Level with the blunt fletching, one of Lord Lyndon’s half-closed, heavy-lidded eyes lined the thing up directly at him.
“Stop that at once! I’m not one of your pewter soldiers!”
“No.” His gaze swivelled towards the mantel, then back to Rollo. “I have no need to question their integrity.”
“Nor mine.” Fuelled with rage, Rollo raised himself to his full, unimpressive height and addressed the man, doing his darndest to block out the weapon now fixed directly at the centre of his forehead. His heart beat fit to burst out of his chest.
“My lord,” he began, his voice trembling.
“I am a Duchamps-Avery. From a long line of distinguished Duchamps-Averys. My family can be traced back to the Domesday Book and far beyond. Whilst I am not the wisest, oldest, largest, or strongest of my line, I have the heart of a lion and the backbone of a…another very large creature. You will not accuse me of spying on my host, you will not piss in the fireplace in my company, you will not question my integrity, and most of all, you will not point that beastly, pathetic children’s weapon between my eyes.

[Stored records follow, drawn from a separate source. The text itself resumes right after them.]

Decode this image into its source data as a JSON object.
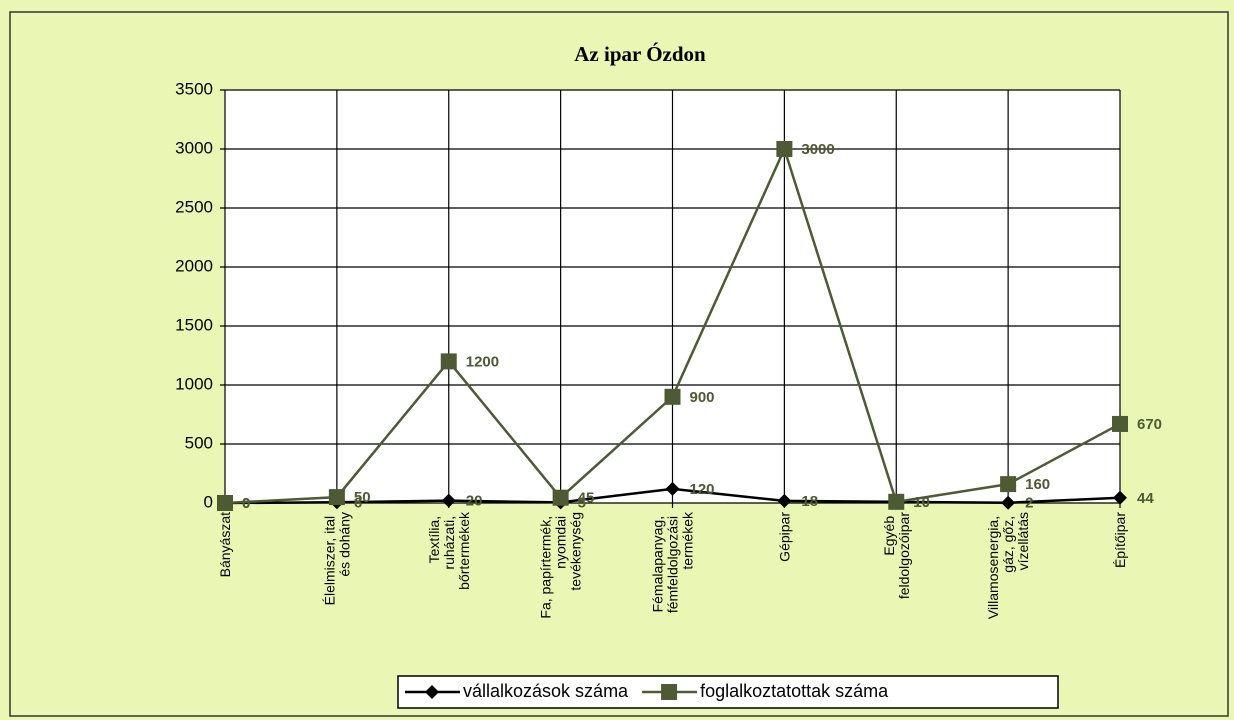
{
  "chart_data": {
    "type": "line",
    "title": "Az ipar Ózdon",
    "categories": [
      "Bányászat",
      "Élelmiszer, ital és dohány",
      "Textília, ruházati, bőrtermékek",
      "Fa, papírtermék, nyomdai tevékenység",
      "Fémalapanyag, fémfeldolgozási termékek",
      "Gépipar",
      "Egyéb feldolgozóipar",
      "Villamosenergia, gáz, gőz, vízellátás",
      "Építőipar"
    ],
    "series": [
      {
        "name": "vállalkozások száma",
        "color": "#000000",
        "marker": "diamond",
        "values": [
          0,
          6,
          20,
          5,
          120,
          18,
          10,
          2,
          44
        ]
      },
      {
        "name": "foglalkoztatottak száma",
        "color": "#4d5a33",
        "marker": "square",
        "values": [
          0,
          50,
          1200,
          45,
          900,
          3000,
          10,
          160,
          670
        ]
      }
    ],
    "ylim": [
      0,
      3500
    ],
    "yticks": [
      0,
      500,
      1000,
      1500,
      2000,
      2500,
      3000,
      3500
    ],
    "grid": true,
    "legend": "bottom"
  }
}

“I have no idea why you are so obnoxiously miserable, nor why you waste your every evening alone in this drawing room in a drunken haze. Frankly, I do not care. But I shall tell you this. As God as my witness, how a man chooses to run his affairs is his own private business. And whilst I believe you to be of questionable character and barely clinging to sound reason, my father and your brother shall never hear of it.”
And on that note, he flounced out. Before his knees gave way.